11 de junho de 2013

Revelação brasileira do biatlo de inverno enfrenta dificuldades para praticar tiro no Brasil

Gabriela Neres - Biatlo
Vejam como são as coisas no Brasil. Gabriela Neres, 14 anos, de  Brasília, é a primeira representante brasileira em um campeonato mundial júnior de esportes de inverno, como nos informa o GloboEsporte.com.

Na sua modalidade, o Biatlo, ela precisa combinar habilidades de Ski Cross Country com Tiro Esportivo. Mais precisamente, precisa parar quatro vezes durante o percurso de esqui na estação de tiro para atirar com uma carabina .22 LR à distância de 50m nas posições em pé e deitado.


Nós poderíamos imaginar que a maior dificuldade da jovem Gabriela estaria em treinar o Ski Cross Country, visto que por aqui não temos neve. Ledo engano. Leiam o trecho abaixo:

- Foi tudo uma grande novidade. As pessoas falavam: “É melhor você continuar na patinação” (risos). Fui mantendo em segredo, praticando sem avisar nada. Viram que eu tinha habilidade. e perguntavam  como eu iria treinar, mas tem o rollerski, que treino no asfalto. É um bom suporte para não perder a técnica. Desde o início eu focava que era algo sério, mas só fui ter maturidade nos treinos quando comecei no Biatlo.

Para o ski, a solução chegou. Mesmo que ela só possa treinar aos domingos, quando algumas vias de Brasília fecham e a garota não precisa dividir espaço com carros, Gabriela consegue ficar em forma. Por outro lado, para o tiro, o jeito é esperar pelo único mês que passa na Suécia, junto com a equipe da CBDN.

- Eu adoro atirar, mas eu não posso fazer isso no Brasil. Eu não posso ter porte de arma por causa da minha idade, mesmo sendo para tiro esportivo. Ainda não criaram esse suporte. Estou querendo uma vaga no exército ou na Polícia Federal de Brasília para que eu treine lá e não precise carregar a carabina. Por enquanto, eu vou para o exterior nos meses de janeiro para atirar. Fico superansiosa - disse Gabriela, que passa por entrevistas frequentes dos garotos de sua escola, sedentos por detalhes dos países que ela visitou e, principalmente, detalhes das armas.

A que ponto chegamos, não? Uma jovem atleta, cujas potencialidades foram descobertas pela Confederação da modalidade, precisa viajar para a Suécia para poder treinar tiro esportivo porque a legislação brasileira de controle de armas é restritiva, para não dizer estapafúrdia.

Antes dos 18 anos talvez seja até possível requerer o Certificado de Registro, documento emitido pelo Exército Brasileiro para aqueles que pretendem exercer as atividades de atirador, caçador e/ou colecionador de armas de fogo.

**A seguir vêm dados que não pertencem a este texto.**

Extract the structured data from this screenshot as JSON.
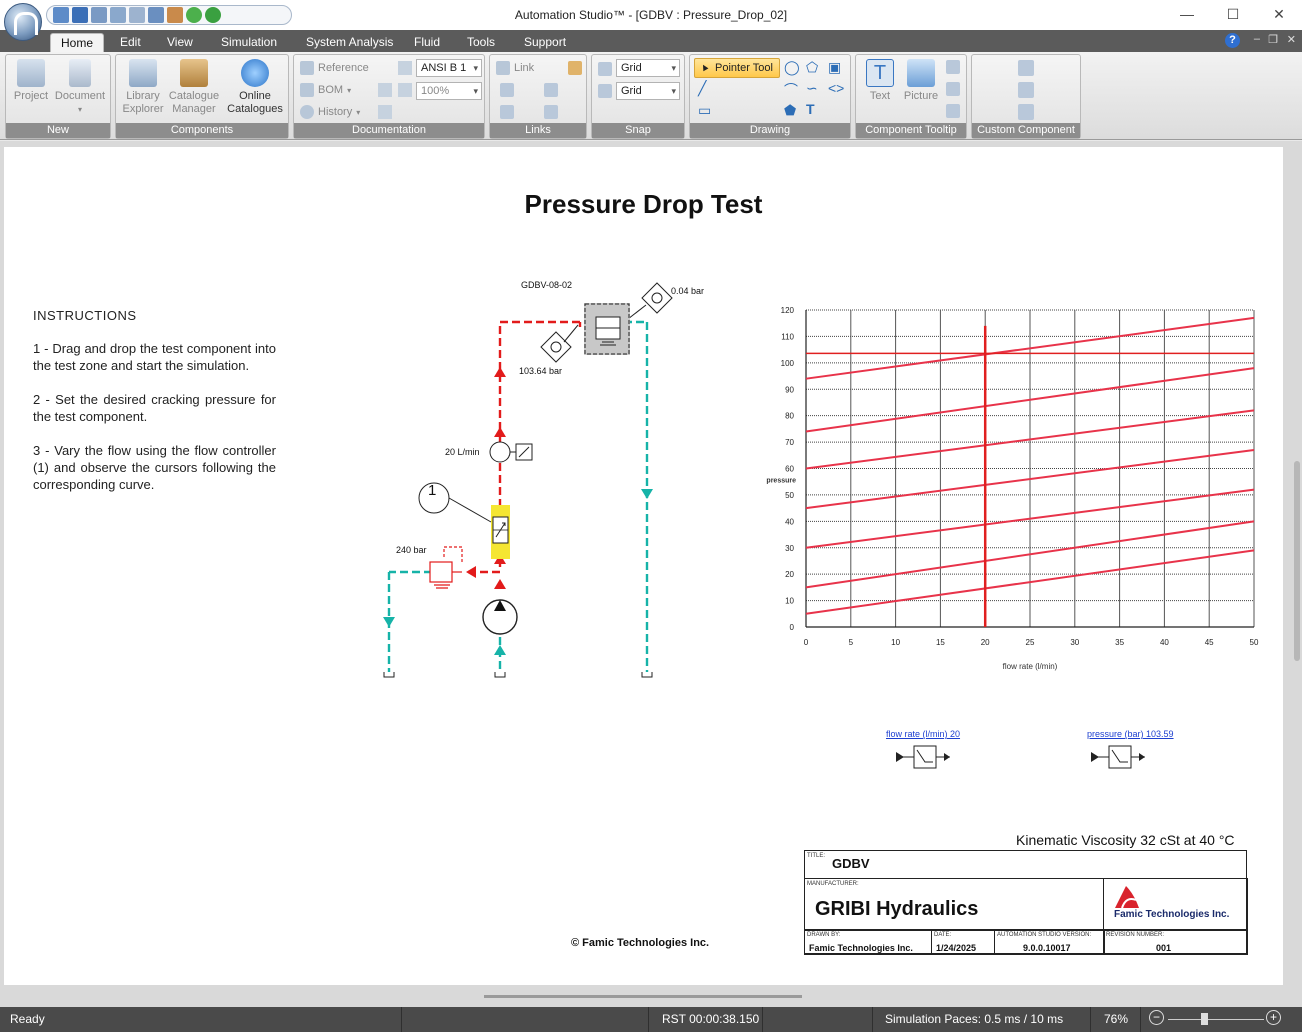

Mas antes dos 25, porém, é impossível, pela legislação brasileira, se pensar em adquirir uma arma de fogo.

Entretanto, para Gabriela, ou qualquer outro atleta menor de idade, é totalmente possível e exeqüível realizar seu treinamento de tiro em estandes nacionais, devendo-se, para tanto, cumprir o que determina parágrafo segundo do Art. 30 do Decreto 5.123/2004, que regulamenta a Lei 10.826/2003, o famigerado Estatuto do Desarmamento:

Art. 30. As agremiações esportivas e as empresas de instrução de tiro, os colecionadores, atiradores e caçadores serão registrados no Comando do Exército, ao qual caberá estabelecer normas e verificar o cumprimento das condições de segurança dos depósitos das armas de fogo, munições e equipamentos de recarga.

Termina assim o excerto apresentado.